CANBERA (dpa-AFX) - Japan will release a raft of data on Friday, headlining a bust day for Asia-Pacific economic activity. On tap are January figures for inflation, household spending and unemployment, plus the consumer confidence index for February.
The overall inflation rate is expected to rise 0.4 percent on year, up from 0.3 percent in December. Core CPI is called flat after easing 0.2 percent in the previous month.
Household spending is expected to hold steady at -0.3 percent on year, while the jobless rate is expected to sink to 3.0 percent from 3.1 percent a month earlier.
The consumer confidence index is tipped to show a score of 43.5, up from 43.2 in January.
Japan also will see February figures for the services and composite PMIs from Nikkei; in January, their scores were 51.9 and 52.3, respectively.
Hong Kong and Singapore also will see February PMIs from Nikkei; in January, they were at 49.9 and 51.6, respectively.
Australia will see February results for the Performance of Service Index from AiG; in January; the index score was 54.5.

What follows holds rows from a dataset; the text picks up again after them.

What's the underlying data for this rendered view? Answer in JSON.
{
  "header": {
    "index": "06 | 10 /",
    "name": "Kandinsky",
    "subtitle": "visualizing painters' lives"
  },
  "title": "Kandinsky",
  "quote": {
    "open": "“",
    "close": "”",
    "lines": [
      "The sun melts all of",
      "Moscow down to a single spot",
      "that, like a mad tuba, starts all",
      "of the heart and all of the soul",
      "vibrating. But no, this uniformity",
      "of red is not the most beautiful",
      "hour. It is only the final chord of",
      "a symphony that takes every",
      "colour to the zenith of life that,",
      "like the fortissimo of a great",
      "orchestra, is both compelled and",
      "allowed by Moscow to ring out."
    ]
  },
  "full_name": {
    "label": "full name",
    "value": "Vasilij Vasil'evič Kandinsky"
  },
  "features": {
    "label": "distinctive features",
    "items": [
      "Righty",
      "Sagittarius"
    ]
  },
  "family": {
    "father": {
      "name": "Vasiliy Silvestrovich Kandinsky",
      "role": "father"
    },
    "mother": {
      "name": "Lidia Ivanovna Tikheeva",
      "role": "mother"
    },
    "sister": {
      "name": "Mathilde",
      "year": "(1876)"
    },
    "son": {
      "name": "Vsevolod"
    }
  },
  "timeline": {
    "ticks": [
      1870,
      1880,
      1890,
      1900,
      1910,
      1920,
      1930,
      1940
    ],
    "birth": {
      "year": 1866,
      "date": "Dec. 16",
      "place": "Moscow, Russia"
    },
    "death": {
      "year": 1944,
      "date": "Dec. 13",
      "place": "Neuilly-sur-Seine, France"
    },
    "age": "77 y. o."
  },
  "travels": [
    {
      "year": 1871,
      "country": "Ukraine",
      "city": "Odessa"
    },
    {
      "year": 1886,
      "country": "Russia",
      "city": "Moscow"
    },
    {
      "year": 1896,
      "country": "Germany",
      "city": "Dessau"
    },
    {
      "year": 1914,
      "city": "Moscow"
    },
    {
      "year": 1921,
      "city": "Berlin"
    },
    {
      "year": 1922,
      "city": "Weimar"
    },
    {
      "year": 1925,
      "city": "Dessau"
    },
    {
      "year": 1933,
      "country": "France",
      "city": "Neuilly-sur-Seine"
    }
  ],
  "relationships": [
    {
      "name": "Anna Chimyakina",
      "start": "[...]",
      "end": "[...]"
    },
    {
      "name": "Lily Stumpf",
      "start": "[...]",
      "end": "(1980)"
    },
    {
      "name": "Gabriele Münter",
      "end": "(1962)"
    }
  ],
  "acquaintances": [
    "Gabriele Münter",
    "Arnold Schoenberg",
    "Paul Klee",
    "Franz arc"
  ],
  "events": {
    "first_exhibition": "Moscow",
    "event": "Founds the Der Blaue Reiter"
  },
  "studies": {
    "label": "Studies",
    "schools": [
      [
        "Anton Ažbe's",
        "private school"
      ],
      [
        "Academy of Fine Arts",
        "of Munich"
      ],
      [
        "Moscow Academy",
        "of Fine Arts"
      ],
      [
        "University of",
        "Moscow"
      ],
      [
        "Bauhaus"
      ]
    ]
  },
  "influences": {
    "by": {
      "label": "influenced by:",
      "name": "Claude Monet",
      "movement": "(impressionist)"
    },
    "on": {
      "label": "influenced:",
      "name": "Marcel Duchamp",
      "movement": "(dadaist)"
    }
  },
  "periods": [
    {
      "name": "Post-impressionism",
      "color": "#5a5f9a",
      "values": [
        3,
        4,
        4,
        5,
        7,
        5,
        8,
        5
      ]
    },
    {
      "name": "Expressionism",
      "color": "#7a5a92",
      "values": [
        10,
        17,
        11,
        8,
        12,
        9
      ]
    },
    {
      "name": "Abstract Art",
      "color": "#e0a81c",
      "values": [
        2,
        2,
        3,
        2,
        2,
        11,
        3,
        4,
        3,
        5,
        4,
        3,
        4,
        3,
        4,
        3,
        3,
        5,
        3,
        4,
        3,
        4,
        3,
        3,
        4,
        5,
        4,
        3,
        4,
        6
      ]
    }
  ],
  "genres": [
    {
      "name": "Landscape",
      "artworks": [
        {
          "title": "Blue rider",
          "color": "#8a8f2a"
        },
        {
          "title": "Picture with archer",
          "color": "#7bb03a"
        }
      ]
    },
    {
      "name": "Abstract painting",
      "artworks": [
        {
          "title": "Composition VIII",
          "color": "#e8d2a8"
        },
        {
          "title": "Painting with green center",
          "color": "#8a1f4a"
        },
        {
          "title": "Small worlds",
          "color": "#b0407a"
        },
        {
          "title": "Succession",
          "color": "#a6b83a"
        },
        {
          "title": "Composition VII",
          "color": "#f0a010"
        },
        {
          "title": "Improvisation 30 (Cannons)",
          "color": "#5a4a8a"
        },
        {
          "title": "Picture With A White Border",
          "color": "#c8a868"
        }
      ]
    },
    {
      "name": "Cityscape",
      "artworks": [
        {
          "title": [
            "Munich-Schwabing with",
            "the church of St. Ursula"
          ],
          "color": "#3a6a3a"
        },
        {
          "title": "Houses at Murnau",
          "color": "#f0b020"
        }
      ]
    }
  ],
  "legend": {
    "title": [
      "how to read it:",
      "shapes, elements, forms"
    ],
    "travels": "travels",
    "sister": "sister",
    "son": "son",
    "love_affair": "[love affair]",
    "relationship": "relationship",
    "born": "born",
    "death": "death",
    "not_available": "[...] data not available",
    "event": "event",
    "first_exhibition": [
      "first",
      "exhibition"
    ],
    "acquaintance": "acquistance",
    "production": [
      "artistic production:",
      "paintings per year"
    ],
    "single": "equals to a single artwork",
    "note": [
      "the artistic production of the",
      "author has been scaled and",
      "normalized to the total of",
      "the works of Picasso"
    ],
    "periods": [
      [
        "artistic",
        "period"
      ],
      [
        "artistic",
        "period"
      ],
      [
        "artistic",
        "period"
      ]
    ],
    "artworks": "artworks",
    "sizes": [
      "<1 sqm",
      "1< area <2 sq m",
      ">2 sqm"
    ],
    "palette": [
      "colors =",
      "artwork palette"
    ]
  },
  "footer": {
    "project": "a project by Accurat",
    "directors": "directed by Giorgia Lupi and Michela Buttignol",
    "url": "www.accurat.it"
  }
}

South Korea will release February numbers for consumer prices and January data for current account.
In January, overall inflation was up 0.9 percent on month and 2.0 percent on year, while core CPI added 0.6 percent on month and 1.5 percent on year. The current account surplus in December was $7.87 billion.
Malaysia will provide January data for imports, exports and trade balance. In December, imports were worth 66.8 billion ringgit and exports were at 75.6 billion ringgit for a trade surplus of 8.7 billion ringgit.
China will see February data for the services and composite PMIs from Caixin; in January, their scores were 53.1 and 52.2, respectively.
New Zealand will see February figures for the commodity price index from ANZ; in January, the index eased 0.1 percent.